In contrast, the situation in the western region is completely different from the first two regions, with a continuous trend of convergence and differentiation in the level of financial market development. Its level of development converged significantly between 2001 and 2005, diverged between 2006 and 2010, and then converged again, but at a slower pace. This convergence increased significantly after the economy entered the new normal. The main reason for the two convergence states before and after maybe the western development strategy in the early stage and the formation of the comprehensive economic zone of the Great Southwest and Great Northwest in the latter stage, which led to the rising proportion of investment in the western region and the increasing degree of opening to the outside world, thus driving the rapid development of the regional economy and deepening the degree of coordinated regional development, as well as making the less developed regions in the western region continuously converge with the developed regions in terms of the level of financial market development, forming a radiation effect.

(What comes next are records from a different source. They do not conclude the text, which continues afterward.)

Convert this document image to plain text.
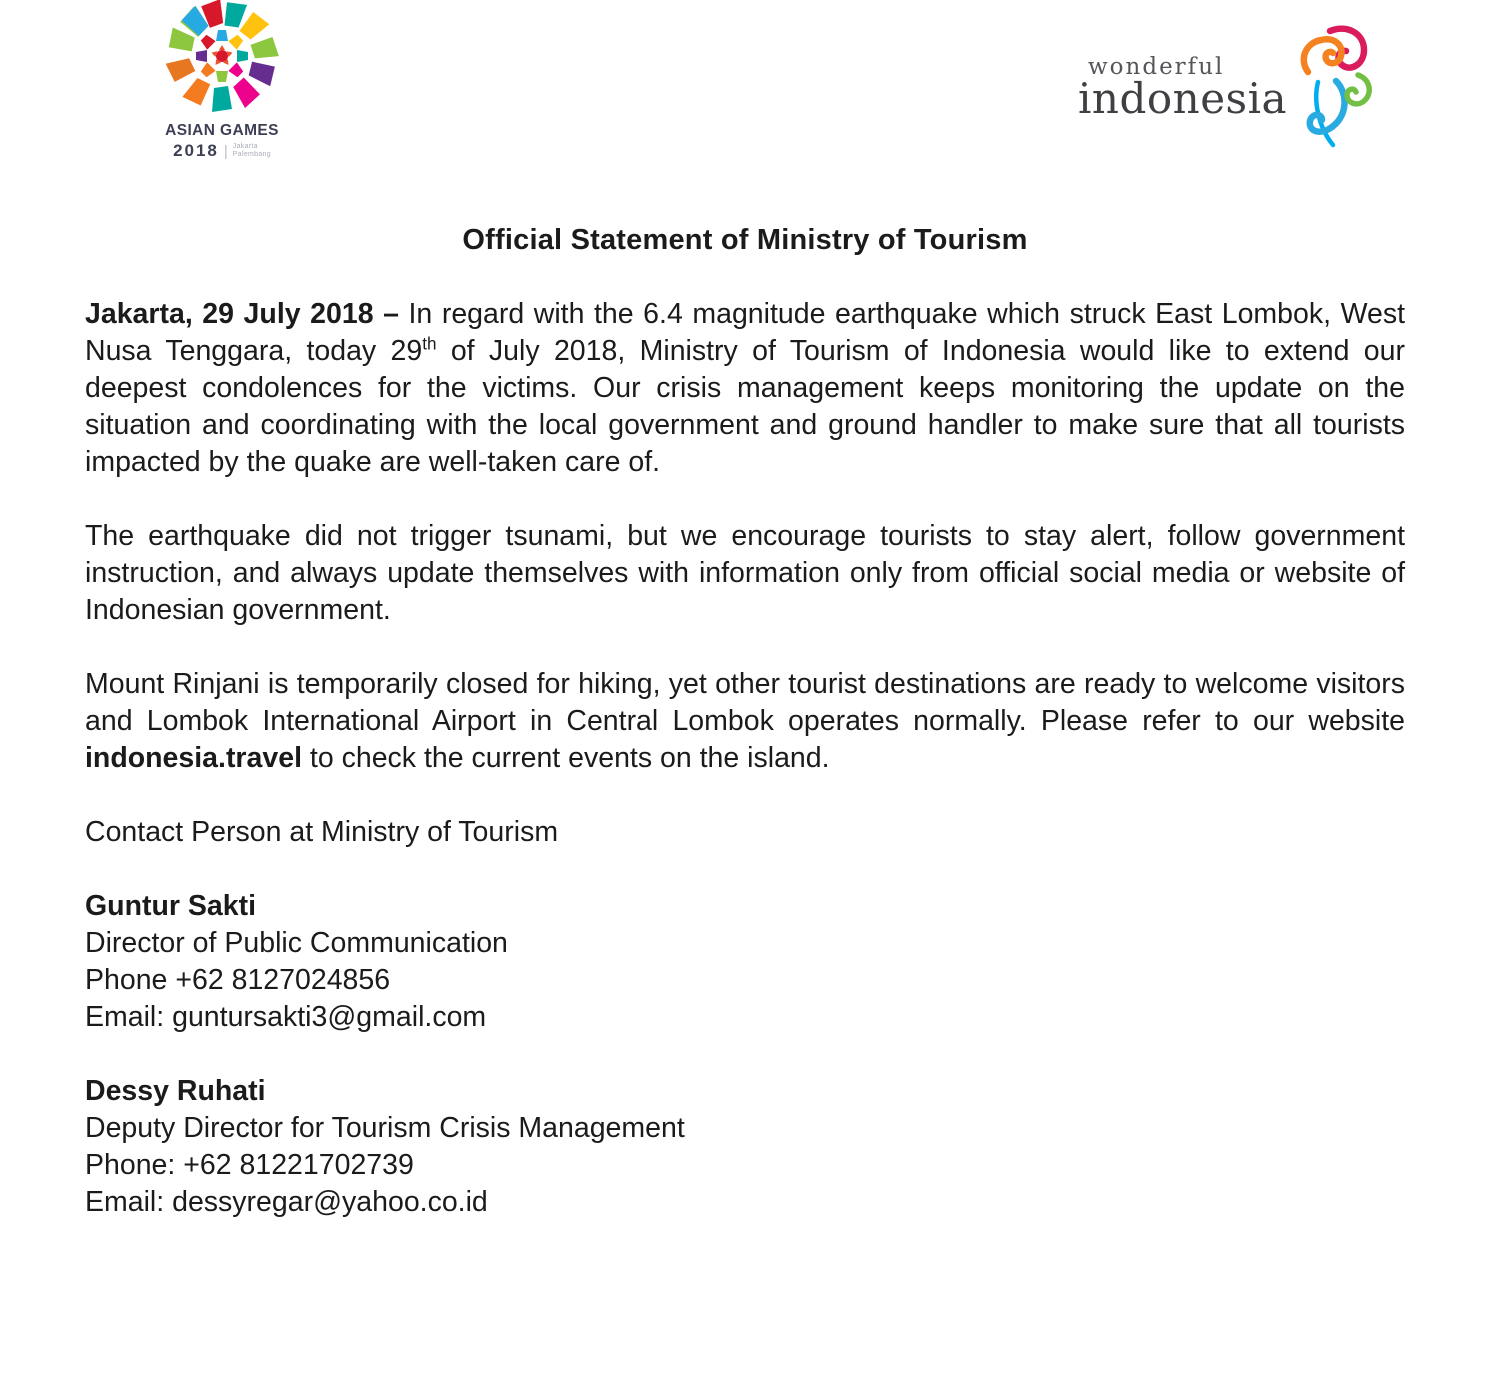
ASIAN GAMES
2018 | Jakarta
Palembang
wonderful
indonesia
Official Statement of Ministry of Tourism

Jakarta, 29 July 2018 – In regard with the 6.4 magnitude earthquake which struck East Lombok, West Nusa Tenggara, today 29th of July 2018, Ministry of Tourism of Indonesia would like to extend our deepest condolences for the victims. Our crisis management keeps monitoring the update on the situation and coordinating with the local government and ground handler to make sure that all tourists impacted by the quake are well-taken care of.

The earthquake did not trigger tsunami, but we encourage tourists to stay alert, follow government instruction, and always update themselves with information only from official social media or website of Indonesian government.

Mount Rinjani is temporarily closed for hiking, yet other tourist destinations are ready to welcome visitors and Lombok International Airport in Central Lombok operates normally. Please refer to our website indonesia.travel to check the current events on the island.

Contact Person at Ministry of Tourism

Guntur Sakti
Director of Public Communication
Phone +62 8127024856
Email: guntursakti3@gmail.com
Dessy Ruhati
Deputy Director for Tourism Crisis Management
Phone: +62 81221702739
Email: dessyregar@yahoo.co.id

The level of financial market development in the Northeast region first shows a slight convergence feature from 2001 to 2005 and then shows an obvious divergence from 2006 to 2015 and then convergence feature from 2016 to 2020. The first convergence is in line with the economic development level of the Northeast region, i.e., the Northeast region implements the revitalization strategy and presents a catch-up state from the less developed regions to the developed regions, while the economic development in the eastern region slows down at this time and the economic gap narrows, and the difference in the regional financial market development level is slightly reduced again by this influence. The divergence of financial markets in the Northeast region was particularly obvious during the period from 2006 to 2010, which led to a significant reduction in the degree of convergence in the development of the country’s financial markets during this period. With the implementation of the Northeast revitalization strategy, the continuous optimization of the economic structure and the acceleration of the modernization of industrial transformation contributed to the development of the Northeast economy. In recent years, the economic downturn in the Northeast is evident, and the level of financial market development, which also presents a small downward trend within it, reflected in the “measured regression,” is the different characteristics of the financial market development in the Northeast, replacing the convergence from 2016 to 2020.
Data Availability
The dataset can be accessed upon request.
Conflicts of Interest
The authors declare no conflicts of interest.